​The Trust’s Values Statement

  • elizabeth-morse-values-statement-image.jpgTenet 1—Promoting “THISS:” promoting, instilling, and/or reflecting the values of individual[1] and/or organizational[1] thrift, humility, industry, self-sacrifice, and/or self-sufficiency.
  • Tenet 2—Relieving Human Suffering: relieving human suffering by: (1) performing research and/or promoting education regarding the treatment of disease; (2) assisting youth who are from disadvantaged backgrounds, have troubled childhoods, have physical or mental disabilities, or experience emotional disorders; (3) addressing the concerns of the elderly; and/or (4) providing succor to humankind during time of natural or human-made disasters.
  • Tenet 3—Developing Individual Self-Esteem and Dignity: developing within individuals, especially youth from underserved and/or under-resourced communities, a sense of self-esteem and dignity.[2]
  • Tenet 4—Encouraging Vigorous Athletic Activity: encouraging vigorous athletic activity, leading to physical health and/or spiritual well-being.
  • Tenet 5—Developing Regional Solutions to Chicago’s Regional Challenges: developing regional solutions to Chicago’s regional challenges, thereby protecting and/or improving the quality of life for all its citizens.

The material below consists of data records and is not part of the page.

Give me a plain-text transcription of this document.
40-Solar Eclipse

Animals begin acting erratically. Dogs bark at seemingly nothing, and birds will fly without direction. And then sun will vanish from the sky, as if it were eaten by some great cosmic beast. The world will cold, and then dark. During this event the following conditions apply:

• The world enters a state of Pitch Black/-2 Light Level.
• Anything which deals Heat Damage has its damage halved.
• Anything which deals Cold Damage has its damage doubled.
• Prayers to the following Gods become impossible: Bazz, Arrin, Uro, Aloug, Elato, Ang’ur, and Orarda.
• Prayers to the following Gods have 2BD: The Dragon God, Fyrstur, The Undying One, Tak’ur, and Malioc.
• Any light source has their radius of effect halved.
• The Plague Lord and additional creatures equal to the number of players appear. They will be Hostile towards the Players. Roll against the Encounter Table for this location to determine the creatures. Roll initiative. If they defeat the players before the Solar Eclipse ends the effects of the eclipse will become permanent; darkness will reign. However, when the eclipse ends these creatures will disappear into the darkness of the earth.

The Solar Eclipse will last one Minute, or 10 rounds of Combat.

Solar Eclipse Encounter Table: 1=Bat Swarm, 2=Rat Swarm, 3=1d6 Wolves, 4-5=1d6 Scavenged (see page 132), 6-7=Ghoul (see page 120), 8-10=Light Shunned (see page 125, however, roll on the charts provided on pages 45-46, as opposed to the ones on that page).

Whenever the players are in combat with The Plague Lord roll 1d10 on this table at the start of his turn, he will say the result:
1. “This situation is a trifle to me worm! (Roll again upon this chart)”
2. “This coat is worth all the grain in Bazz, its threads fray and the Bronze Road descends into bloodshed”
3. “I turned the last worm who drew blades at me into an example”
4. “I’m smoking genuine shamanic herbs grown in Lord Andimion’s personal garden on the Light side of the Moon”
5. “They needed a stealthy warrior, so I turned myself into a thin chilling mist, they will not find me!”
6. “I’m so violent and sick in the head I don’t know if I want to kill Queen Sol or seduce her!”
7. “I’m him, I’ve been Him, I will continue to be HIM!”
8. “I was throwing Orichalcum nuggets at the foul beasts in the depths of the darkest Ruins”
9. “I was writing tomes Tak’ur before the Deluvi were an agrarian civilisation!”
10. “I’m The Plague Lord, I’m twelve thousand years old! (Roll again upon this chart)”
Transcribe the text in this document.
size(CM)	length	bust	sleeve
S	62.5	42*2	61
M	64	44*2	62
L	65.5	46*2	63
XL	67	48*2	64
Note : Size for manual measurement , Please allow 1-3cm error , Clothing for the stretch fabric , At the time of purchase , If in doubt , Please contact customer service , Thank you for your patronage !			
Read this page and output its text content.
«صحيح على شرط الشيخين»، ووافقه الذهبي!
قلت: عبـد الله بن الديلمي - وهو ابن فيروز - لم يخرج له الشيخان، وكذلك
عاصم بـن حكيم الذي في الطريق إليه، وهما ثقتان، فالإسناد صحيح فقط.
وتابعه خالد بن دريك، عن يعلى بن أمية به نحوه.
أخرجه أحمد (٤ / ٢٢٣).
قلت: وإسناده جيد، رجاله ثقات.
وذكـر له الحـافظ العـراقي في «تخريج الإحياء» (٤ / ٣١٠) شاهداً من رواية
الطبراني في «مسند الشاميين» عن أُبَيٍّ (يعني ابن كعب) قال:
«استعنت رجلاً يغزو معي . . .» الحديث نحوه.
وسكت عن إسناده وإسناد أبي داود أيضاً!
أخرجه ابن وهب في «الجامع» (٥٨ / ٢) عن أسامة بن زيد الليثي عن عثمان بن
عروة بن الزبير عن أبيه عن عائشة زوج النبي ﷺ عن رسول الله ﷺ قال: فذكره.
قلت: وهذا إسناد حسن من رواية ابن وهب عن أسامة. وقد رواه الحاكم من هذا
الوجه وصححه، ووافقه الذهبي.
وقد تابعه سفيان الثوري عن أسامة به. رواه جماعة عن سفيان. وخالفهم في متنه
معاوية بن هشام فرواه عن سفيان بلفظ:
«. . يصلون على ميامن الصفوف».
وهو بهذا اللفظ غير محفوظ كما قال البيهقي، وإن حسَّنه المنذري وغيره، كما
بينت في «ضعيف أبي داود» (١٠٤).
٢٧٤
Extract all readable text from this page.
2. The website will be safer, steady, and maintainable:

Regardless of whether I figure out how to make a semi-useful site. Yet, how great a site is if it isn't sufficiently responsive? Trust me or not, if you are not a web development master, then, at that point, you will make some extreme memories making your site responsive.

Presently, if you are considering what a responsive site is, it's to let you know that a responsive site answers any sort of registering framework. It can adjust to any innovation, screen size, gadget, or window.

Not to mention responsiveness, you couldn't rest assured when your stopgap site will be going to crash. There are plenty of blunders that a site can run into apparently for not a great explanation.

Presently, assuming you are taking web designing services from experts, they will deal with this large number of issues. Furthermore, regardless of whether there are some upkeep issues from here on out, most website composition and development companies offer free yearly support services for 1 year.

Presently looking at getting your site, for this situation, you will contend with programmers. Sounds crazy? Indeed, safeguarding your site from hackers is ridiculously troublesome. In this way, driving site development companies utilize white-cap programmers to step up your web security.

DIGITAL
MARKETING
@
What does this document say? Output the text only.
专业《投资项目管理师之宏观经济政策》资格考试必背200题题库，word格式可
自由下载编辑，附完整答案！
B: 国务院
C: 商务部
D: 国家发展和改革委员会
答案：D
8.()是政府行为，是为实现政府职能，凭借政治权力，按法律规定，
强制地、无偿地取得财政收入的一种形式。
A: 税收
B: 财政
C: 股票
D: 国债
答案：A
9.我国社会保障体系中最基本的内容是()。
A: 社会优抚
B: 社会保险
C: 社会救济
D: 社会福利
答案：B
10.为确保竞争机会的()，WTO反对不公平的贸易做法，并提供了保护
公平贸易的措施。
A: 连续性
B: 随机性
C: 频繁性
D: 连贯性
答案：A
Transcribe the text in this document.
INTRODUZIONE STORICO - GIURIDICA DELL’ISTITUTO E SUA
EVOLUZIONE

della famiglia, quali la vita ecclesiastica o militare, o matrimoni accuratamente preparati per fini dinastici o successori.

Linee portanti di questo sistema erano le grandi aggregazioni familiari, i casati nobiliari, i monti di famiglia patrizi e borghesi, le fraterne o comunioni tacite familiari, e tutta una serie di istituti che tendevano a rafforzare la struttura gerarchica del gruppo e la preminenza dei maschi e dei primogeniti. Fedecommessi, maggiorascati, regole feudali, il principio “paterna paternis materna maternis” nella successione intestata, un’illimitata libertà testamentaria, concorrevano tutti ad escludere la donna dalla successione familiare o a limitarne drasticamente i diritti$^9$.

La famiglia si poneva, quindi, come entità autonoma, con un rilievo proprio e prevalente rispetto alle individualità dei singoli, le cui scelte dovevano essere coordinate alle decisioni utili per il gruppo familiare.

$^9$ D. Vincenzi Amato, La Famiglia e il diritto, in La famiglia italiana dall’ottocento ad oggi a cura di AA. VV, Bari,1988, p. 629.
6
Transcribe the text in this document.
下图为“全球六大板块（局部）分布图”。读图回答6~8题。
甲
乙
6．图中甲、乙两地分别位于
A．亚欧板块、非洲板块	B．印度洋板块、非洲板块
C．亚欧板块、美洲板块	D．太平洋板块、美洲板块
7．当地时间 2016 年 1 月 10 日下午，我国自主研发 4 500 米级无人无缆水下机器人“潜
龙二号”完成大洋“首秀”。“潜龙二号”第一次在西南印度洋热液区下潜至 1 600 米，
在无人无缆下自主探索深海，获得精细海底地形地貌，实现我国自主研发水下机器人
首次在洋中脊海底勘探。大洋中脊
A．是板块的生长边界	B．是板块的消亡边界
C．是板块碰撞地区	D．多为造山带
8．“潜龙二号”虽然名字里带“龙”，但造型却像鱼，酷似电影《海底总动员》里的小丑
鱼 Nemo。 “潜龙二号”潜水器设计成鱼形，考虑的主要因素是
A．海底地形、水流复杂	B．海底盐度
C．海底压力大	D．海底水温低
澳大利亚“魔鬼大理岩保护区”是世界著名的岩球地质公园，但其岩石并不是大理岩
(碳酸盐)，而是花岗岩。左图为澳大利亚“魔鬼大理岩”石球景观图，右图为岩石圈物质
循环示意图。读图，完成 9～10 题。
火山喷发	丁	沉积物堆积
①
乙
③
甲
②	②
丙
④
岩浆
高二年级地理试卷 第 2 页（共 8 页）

[1] Successful applicants seeking a capacity building grant typically connect to this tenet.  If the request is for a program that builds the capacity of its participants, the organization needs to connect to individual thrift, humility, industry, self-sacrifice, and/or self-sufficiency.  If the purpose of the request is to build the institutional capacity of the non-profit itself, such as funding for board development or hiring additional staff to assist with fundraising, the applicant needs to connect to organizational thrift, humility, industry, self-sacrifice, and self-sufficiency.  Where a grant applicant seeks funding for institutional capacity building that directly links to increasing capacity for its program participants, the agency needs to connect both to organizational and individual thrift, humility, industry, self-sacrifice, and self-sufficiency.
[2] It is safe to say that just about every non-profit organization could connect to this particular tenet of The Trust's Values Statement. If an applicant elects to connect to this particular Value, it should first consider the following:

  • The focus of this particular Value is on youth from underserved and/or under-resourced communities;
  • The applicant must explain why it is working to develop a sense of self-esteem and dignity within the program participants, i.e., why the program participants lack a sense of self-esteem and dignity in the first place;
  • The applicant must provide measurable goals/outcomes for developing a sense of self-esteem and dignity within the individuals it serves; and
  • The applicant must demonstrate that it has in place a reliable evaluation tool, such as pre- and post-tests, to measure achievement of the foregoing goals/outcomes/outputs.